The city will invite other public entities like the school, park and fire districts to hook on as well.
“We are told that the school district is paying $15,000 per month to rent its (high-capacity) T-1 lines,” Councilwoman Deborah Vann said. “They might pay only $1,500 to $3,000 per month for fiber.”
What is yet undetermined is how to connect the line to individual homes and businesses. As a broadband wholesaler, KPUD is prevented by law from dealing directly with an end-user customer – there must be an intermediate provider, defined as someone who resells more than half of the purchased capacity.
Beyond the question of an intermediate provider, there is the question of cost.
Installation costs run about $20,000 per mile for overhead lines, with additional equipment required at both ends.
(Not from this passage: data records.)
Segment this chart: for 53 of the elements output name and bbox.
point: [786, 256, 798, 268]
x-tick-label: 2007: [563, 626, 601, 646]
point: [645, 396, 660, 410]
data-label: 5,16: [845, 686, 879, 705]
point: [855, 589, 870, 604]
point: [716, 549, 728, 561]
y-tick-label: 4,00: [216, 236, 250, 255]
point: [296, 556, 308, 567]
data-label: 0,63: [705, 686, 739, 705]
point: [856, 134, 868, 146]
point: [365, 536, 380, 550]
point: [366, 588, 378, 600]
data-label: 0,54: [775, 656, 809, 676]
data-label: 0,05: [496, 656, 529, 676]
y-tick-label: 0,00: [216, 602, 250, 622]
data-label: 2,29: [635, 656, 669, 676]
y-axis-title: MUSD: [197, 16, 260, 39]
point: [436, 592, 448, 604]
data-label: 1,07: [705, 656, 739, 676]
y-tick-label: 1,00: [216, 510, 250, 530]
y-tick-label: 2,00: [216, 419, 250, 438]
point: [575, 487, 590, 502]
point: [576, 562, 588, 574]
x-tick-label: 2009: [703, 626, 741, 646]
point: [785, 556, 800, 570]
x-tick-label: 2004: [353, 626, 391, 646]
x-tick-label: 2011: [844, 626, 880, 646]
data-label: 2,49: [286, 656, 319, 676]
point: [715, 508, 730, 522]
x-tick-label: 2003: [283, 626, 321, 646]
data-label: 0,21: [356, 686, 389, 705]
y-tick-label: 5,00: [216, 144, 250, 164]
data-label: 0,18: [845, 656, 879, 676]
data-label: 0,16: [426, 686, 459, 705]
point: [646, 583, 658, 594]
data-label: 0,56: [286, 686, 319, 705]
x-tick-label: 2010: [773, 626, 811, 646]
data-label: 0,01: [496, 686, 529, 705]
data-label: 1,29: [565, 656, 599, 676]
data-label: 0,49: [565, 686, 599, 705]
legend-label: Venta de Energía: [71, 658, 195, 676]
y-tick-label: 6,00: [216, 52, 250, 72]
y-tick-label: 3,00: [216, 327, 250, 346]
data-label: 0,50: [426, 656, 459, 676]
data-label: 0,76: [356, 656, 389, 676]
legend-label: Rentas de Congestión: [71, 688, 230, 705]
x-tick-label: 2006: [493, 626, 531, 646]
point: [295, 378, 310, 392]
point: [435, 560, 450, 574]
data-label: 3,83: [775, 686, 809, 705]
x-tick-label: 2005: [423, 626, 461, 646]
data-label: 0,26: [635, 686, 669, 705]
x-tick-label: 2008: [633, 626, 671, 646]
From the main line to an individual home, costs run about $20 per foot.
Construction of the fiberoptic backbone by the KPUD, a public agency, has been criticized by some private providers.
Qwest representative Stella Ley questioned whether there will be a substantial market for the level of ultra-high capacity that the fiber-optic cable will provide.
“We’re farther ahead than many realize,” she said. “(High speed) DSL service is available on 60 percent of the island, and we’re expanding that service. Bainbridge Island has the highest take rate for DSL in the four-state western region.”
But the fiberoptic line offers access speeds many times faster than that provided with DSL, advocates say.
The government entities looking to make the best use of the KPUD fiber-optic line are breaking new ground, Stern said, but that has its perils.
“We’re the pioneers,” he said, “the folks with arrows in their backsides.”